After overcoming several obstacles, the San Francisco Bay Area will begin a pilot bike sharing program that will be the first regional bike sharing program in the country. The pilot program, which will be run by Alta Bike Share, is set to launch this summer with 70 locations and 700 bikes from San Jose to San Francisco.
With a lot of support from the regions municipal governments and transit agencies, and led by the Bay Area Air Quality Management District, this pilot bike sharing program will give them the opportunity to evaluate its potential to reduce vehicle traffic and improve local air quality.
Expected to launch in August, the new bike sharing program is expected to begin with two phases. In the first phase, 700 bicycles and 70 kiosk stations will be deployed around the Bay Area. Then, 3 to 6 months later, additional equipment will be deployed to grow the fleet to 1,000 bicycles. So far, numerous communities are looking forward to taking part in the program, such as San Francisco, Redwood City, Mountain View, Palo Alto, and San Jose.

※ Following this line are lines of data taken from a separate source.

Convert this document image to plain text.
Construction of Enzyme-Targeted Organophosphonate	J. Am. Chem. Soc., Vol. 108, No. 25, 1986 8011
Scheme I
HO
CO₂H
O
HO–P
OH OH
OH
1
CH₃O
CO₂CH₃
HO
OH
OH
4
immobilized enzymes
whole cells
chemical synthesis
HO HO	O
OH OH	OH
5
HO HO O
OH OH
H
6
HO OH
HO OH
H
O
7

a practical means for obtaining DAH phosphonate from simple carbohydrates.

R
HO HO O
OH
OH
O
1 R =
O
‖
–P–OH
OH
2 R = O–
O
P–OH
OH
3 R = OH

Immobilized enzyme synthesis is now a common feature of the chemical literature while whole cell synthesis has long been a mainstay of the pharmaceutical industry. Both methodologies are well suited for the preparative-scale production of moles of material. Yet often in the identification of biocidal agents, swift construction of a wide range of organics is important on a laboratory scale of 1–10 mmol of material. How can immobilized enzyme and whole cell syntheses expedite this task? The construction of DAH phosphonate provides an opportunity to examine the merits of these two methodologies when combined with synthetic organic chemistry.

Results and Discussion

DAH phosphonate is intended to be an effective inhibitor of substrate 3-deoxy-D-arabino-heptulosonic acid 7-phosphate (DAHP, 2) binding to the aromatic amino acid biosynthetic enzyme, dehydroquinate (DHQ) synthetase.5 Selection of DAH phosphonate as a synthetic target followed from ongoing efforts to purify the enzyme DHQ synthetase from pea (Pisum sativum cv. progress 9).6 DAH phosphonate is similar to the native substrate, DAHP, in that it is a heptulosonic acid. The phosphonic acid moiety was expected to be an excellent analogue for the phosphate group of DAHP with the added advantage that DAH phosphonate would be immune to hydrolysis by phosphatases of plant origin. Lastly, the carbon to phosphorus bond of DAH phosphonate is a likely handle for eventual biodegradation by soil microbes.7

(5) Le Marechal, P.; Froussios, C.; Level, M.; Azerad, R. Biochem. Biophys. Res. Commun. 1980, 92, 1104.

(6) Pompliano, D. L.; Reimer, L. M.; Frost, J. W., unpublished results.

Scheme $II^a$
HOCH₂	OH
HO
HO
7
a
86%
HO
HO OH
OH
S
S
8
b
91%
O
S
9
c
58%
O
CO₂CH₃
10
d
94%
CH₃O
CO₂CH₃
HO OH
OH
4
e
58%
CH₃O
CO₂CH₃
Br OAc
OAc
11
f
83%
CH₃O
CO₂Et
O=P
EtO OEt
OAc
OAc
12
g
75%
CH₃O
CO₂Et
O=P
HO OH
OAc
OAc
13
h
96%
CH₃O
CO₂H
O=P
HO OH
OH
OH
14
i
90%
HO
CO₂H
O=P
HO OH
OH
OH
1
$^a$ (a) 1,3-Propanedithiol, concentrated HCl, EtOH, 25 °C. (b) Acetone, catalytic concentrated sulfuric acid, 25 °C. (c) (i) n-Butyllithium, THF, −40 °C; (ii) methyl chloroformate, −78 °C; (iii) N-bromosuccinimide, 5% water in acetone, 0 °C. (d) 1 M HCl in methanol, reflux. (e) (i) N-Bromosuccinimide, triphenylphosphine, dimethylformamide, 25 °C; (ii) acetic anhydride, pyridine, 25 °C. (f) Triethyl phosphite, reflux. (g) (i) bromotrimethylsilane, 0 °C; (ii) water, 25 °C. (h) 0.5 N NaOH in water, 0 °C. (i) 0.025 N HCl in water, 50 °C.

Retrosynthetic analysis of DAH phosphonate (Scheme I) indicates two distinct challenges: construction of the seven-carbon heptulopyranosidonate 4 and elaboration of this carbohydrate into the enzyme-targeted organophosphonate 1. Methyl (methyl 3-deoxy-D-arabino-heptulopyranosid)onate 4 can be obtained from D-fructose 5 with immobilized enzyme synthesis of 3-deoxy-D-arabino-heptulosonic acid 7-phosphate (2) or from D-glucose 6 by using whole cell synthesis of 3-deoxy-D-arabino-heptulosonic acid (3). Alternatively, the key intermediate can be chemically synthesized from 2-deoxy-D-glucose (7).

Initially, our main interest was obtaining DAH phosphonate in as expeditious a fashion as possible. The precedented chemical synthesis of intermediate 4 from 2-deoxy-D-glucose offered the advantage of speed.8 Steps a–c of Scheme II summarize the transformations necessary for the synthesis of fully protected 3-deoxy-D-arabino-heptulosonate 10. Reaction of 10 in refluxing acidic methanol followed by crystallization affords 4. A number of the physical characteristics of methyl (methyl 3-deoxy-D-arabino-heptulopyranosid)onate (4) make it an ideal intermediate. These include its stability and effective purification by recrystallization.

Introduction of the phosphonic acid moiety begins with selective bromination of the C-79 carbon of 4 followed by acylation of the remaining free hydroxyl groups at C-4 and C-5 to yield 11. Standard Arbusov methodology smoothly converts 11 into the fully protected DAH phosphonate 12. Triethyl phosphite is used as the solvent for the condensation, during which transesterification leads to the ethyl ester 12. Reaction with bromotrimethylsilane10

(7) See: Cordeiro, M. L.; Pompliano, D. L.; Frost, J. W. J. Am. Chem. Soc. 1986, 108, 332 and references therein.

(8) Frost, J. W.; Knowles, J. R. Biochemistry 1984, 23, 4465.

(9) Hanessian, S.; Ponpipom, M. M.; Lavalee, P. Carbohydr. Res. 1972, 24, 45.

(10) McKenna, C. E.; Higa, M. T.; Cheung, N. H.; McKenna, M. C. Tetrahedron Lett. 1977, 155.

The bike share sites will be placed around Caltrain with an estimated 50 locations just in downtown San Francisco, and about two dozen around Caltrain stations in Redwood City, Palo Alto, Mountain View, and San Jose.
In order to have a successful bike sharing program, an optimal distribution of bikes is needed (ideally around 50% bikes to 50% open docks), with locations no more than ½ mile apart. Of course, affordability is key to promoting ridership.
Locating the bike sharing stations around Caltrain has the potential to change the state of commuting in the Bay Area. In the Bay Area, 80% of office buildings are located within three miles of transit. Yet only 11% of commuters use transit to get to work. This could give many commuters more reason to use rail service and use the bike share to finish out their journey to work. BART riders may also benefit from the bike share locations, since they are not allowed to bring bicycles on trains during rush hour.